Bobby Olive

No. 1, 16, 18, 88
- Position: Wide receiver

Personal information
- Born: April 22, 1969 (age 56) Paris, Tennessee, U.S.
- Height: 6 ft 0 in (1.83 m)
- Weight: 167 lb (76 kg)

Career information
- High school: Frederick Douglass (Atlanta, Georgia)
- College: Ohio State
- NFL draft: 1991: 11th round, 300th overall pick

Career history

Playing
- Kansas City Chiefs (1991)*; Atlanta Falcons (1992)*; Cleveland Browns (1994)*; Washington Redskins (1995)*; Frankfurt Galaxy (1995); Indianapolis Colts (1995–1996); Washington Redskins (1997)*; Hamilton Tiger-Cats (1998); Buffalo Destroyers (1999–2002); Carolina Cobras (2002); Columbus Destroyers (2005);
- * Offseason and/or practice squad member only

Coaching
- Frisco Fighters (2021) Wide receivers coach;

Career Arena League statistics
- Receptions: 202
- Receiving yards: 2,125
- Touchdowns: 26
- Stats at ArenaFan.com
- Stats at Pro Football Reference

= Bobby Olive =

American football player (born 1969)

Bobby Lee Olive Jr. (born April 22, 1969) is an American former professional football player who was a wide receiver for the Indianapolis Colts of the National Football League (NFL). He played college football for the Ohio State Buckeyes and was selected by the Kansas City Chiefs in the eleventh round of the 1991 NFL draft. He also played in the Arena Football League (AFL) for the Buffalo Destroyers/Columbus Destroyers and Carolina Cobras and in the Canadian Football League (CFL) for the Hamilton Tiger-Cats.

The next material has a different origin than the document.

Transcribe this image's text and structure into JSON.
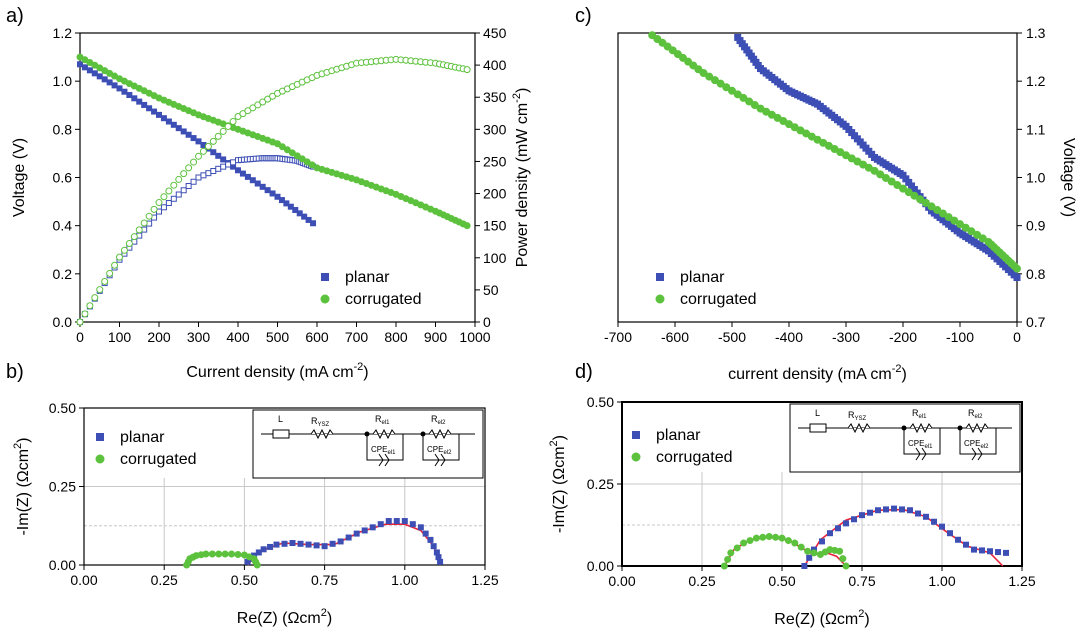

In December 2019, it was announced that Olive would be the inaugural head coach of the Columbus Wild Dogs, an Indoor Football League team in Columbus, Ohio, that was announced to begin play in the 2021 season. The team did not launch as scheduled and by December 2021, Olive and Wild Dogs management announced they had cut ties with the team's owners.